作者
Yi‐Feng Su,D.L. Yin,Xinmao Zhao,Tong Hu,Long Liu
摘要
The integration of Deep Learning with sensor technologies has significantly advanced the field of intelligent sensing and decision making by enhancing perceptual capabilities and delivering sophisticated data analysis and processing functionalities. This review provides a comprehensive overview of the synergy between Deep Learning and sensors, with a particular focus on the applications of triboelectric nanogenerator (TENG)-based self-powered sensors combined with artificial intelligence (AI) algorithms. First, the evolution of Deep Learning is reviewed, highlighting the advantages, limitations, and application domains of several classical models.
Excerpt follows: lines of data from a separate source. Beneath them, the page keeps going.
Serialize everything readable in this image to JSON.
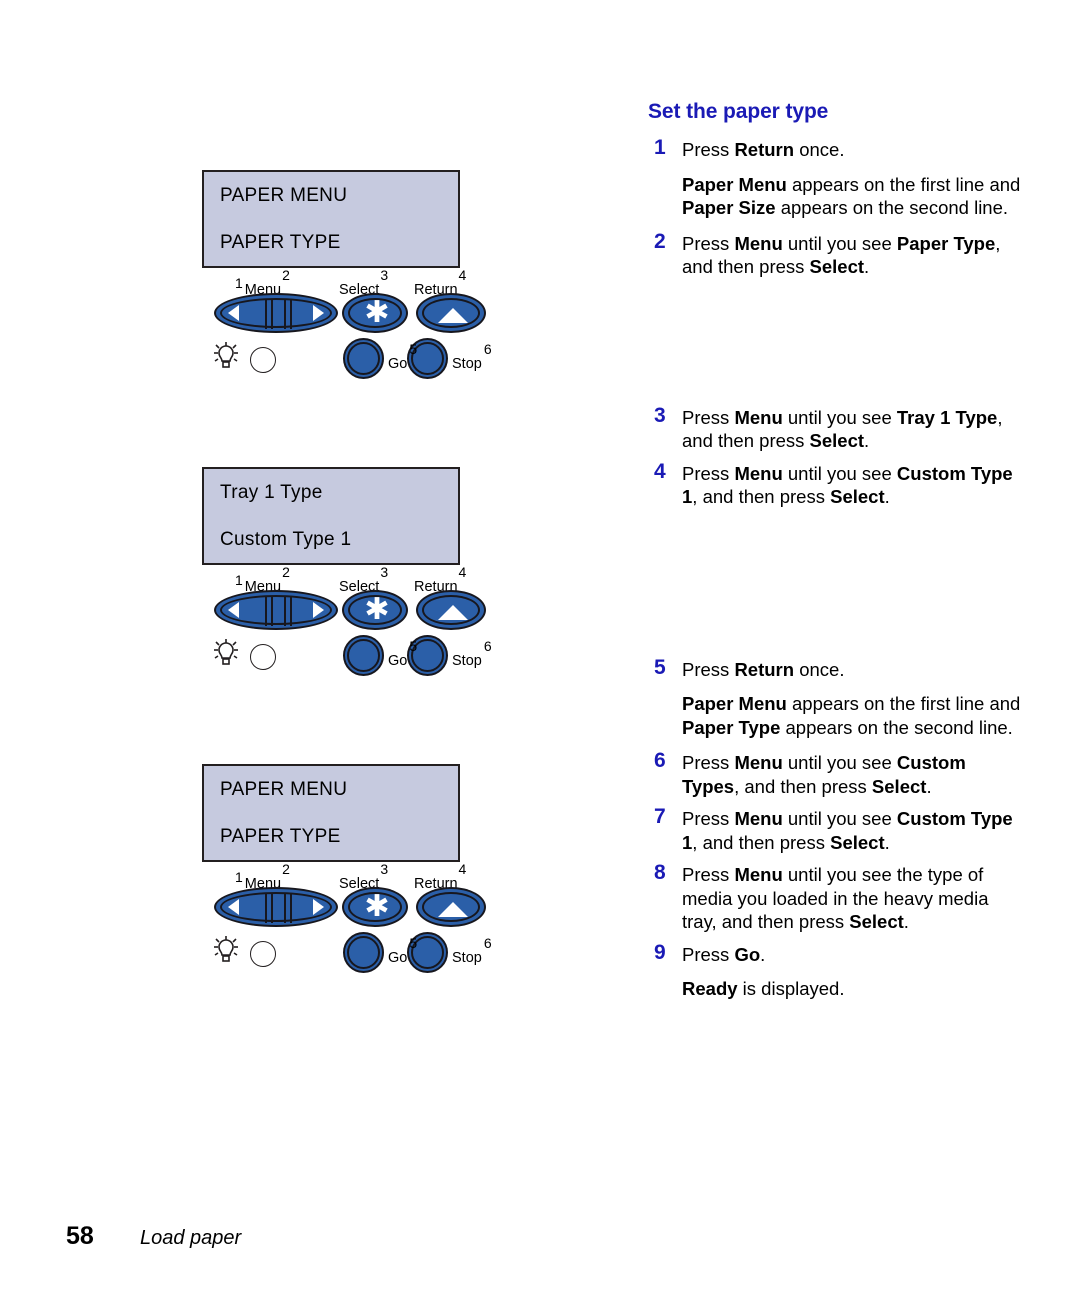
{
  "heading": "Set the paper type",
  "page_footer": {
    "page_number": "58",
    "section_title": "Load paper"
  },
  "colors": {
    "heading_blue": "#1a1ab5",
    "step_number_blue": "#1a1ab5",
    "button_blue": "#2b5fa8",
    "lcd_background": "#c6cadf",
    "outline": "#17171e"
  },
  "panels": [
    {
      "name": "panel-paper-menu-paper-type-top",
      "display": {
        "line1": "PAPER MENU",
        "line2": "PAPER TYPE"
      }
    },
    {
      "name": "panel-tray-1-type",
      "display": {
        "line1": "Tray 1 Type",
        "line2": "Custom Type 1"
      }
    },
    {
      "name": "panel-paper-menu-paper-type-bottom",
      "display": {
        "line1": "PAPER MENU",
        "line2": "PAPER TYPE"
      }
    }
  ],
  "control_panel": {
    "buttons": [
      {
        "label": "Menu",
        "num_left": "1",
        "num_right": "2",
        "icon": "left-right-arrows-icon"
      },
      {
        "label": "Select",
        "num_right": "3",
        "icon": "asterisk-icon"
      },
      {
        "label": "Return",
        "num_right": "4",
        "icon": "up-triangle-icon"
      },
      {
        "label": "Go",
        "num_right": "5",
        "icon": "round-button-icon"
      },
      {
        "label": "Stop",
        "num_right": "6",
        "icon": "round-button-icon"
      }
    ],
    "indicator": {
      "icon": "light-bulb-icon",
      "led": "indicator-led"
    }
  },
  "steps": [
    {
      "num": "1",
      "text_html": "Press <b>Return</b> once.",
      "note_html": "<b>Paper Menu</b> appears on the first line and <b>Paper Size</b> appears on the second line."
    },
    {
      "num": "2",
      "text_html": "Press <b>Menu</b> until you see <b>Paper Type</b>, and then press <b>Select</b>."
    },
    {
      "num": "3",
      "text_html": "Press <b>Menu</b> until you see <b>Tray 1 Type</b>, and then press <b>Select</b>."
    },
    {
      "num": "4",
      "text_html": "Press <b>Menu</b> until you see <b>Custom Type 1</b>, and then press <b>Select</b>."
    },
    {
      "num": "5",
      "text_html": "Press <b>Return</b> once.",
      "note_html": "<b>Paper Menu</b> appears on the first line and <b>Paper Type</b> appears on the second line."
    },
    {
      "num": "6",
      "text_html": "Press <b>Menu</b> until you see <b>Custom Types</b>, and then press <b>Select</b>."
    },
    {
      "num": "7",
      "text_html": "Press <b>Menu</b> until you see <b>Custom Type 1</b>, and then press <b>Select</b>."
    },
    {
      "num": "8",
      "text_html": "Press <b>Menu</b> until you see the type of media you loaded in the heavy media tray, and then press <b>Select</b>."
    },
    {
      "num": "9",
      "text_html": "Press <b>Go</b>.",
      "note_html": "<b>Ready</b> is displayed."
    }
  ]
}
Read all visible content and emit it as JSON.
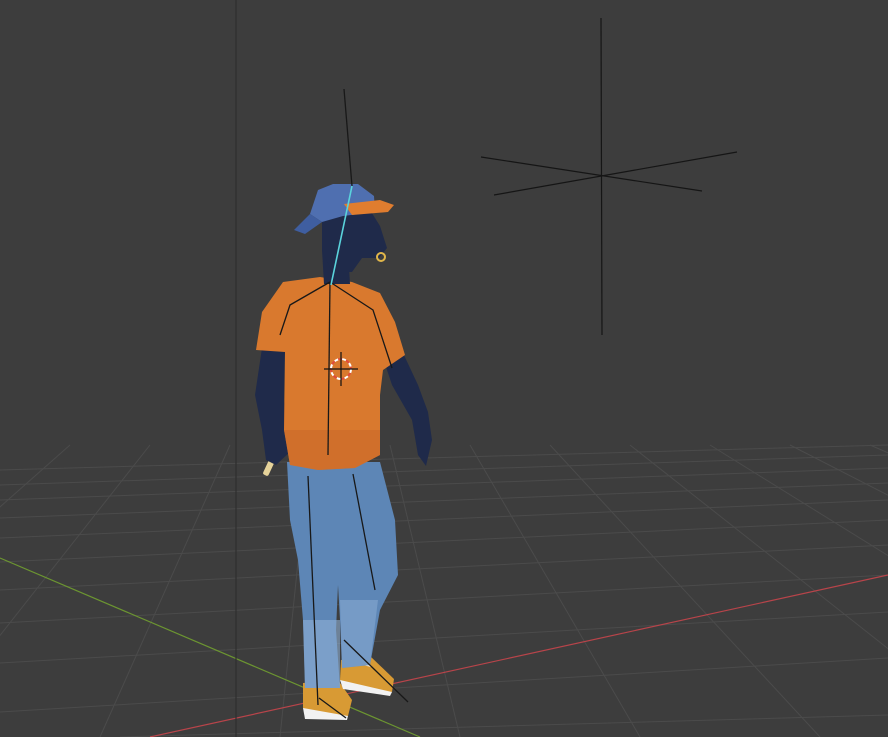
{
  "viewport": {
    "background_color": "#3d3d3d",
    "grid_color": "#4a4a4a",
    "x_axis_color": "#c6464c",
    "y_axis_color": "#6f9a2f"
  },
  "scene_objects": [
    {
      "name": "character",
      "type": "armature-mesh",
      "selected": false
    },
    {
      "name": "light",
      "type": "light-gizmo"
    },
    {
      "name": "3d-cursor",
      "type": "cursor"
    }
  ],
  "character_colors": {
    "skin": "#1f2a4a",
    "shirt": "#d9792e",
    "jeans": "#5d86b6",
    "cap": "#4f6fb0",
    "cap_brim": "#e07d2f",
    "shoes": "#d89a34",
    "rig_line": "#1a1a1a",
    "selected_bone": "#5ad3dc"
  }
}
Next, the innovative applications of intelligent sensors in autonomous driving, wearable devices, and the Industrial Internet of Things (IIoT) are discussed, emphasizing the critical role of neural networks in enhancing sensor precision and intelligent processing capabilities. The review then delves into TENG-based self-powered sensors, introducing their self-powered mechanisms based on contact electrification and electrostatic induction, material selection strategies, novel structural designs, and efficient energy conversion methods. The integration of TENG-based self-powered sensors with Deep Learning algorithms is showcased through their groundbreaking applications in motion recognition, smart healthcare, smart homes, and human–machine interaction. Finally, future research directions are outlined, including multimodal data fusion, edge computing integration, and brain-inspired neuromorphic computing, to expand the application of self-powered sensors in robotics, space exploration, and other high-tech fields. This review offers theoretical and technical insights into the collaborative innovation of Deep Learning and self-powered sensor technologies, paving the way for the development of next-generation intelligent systems.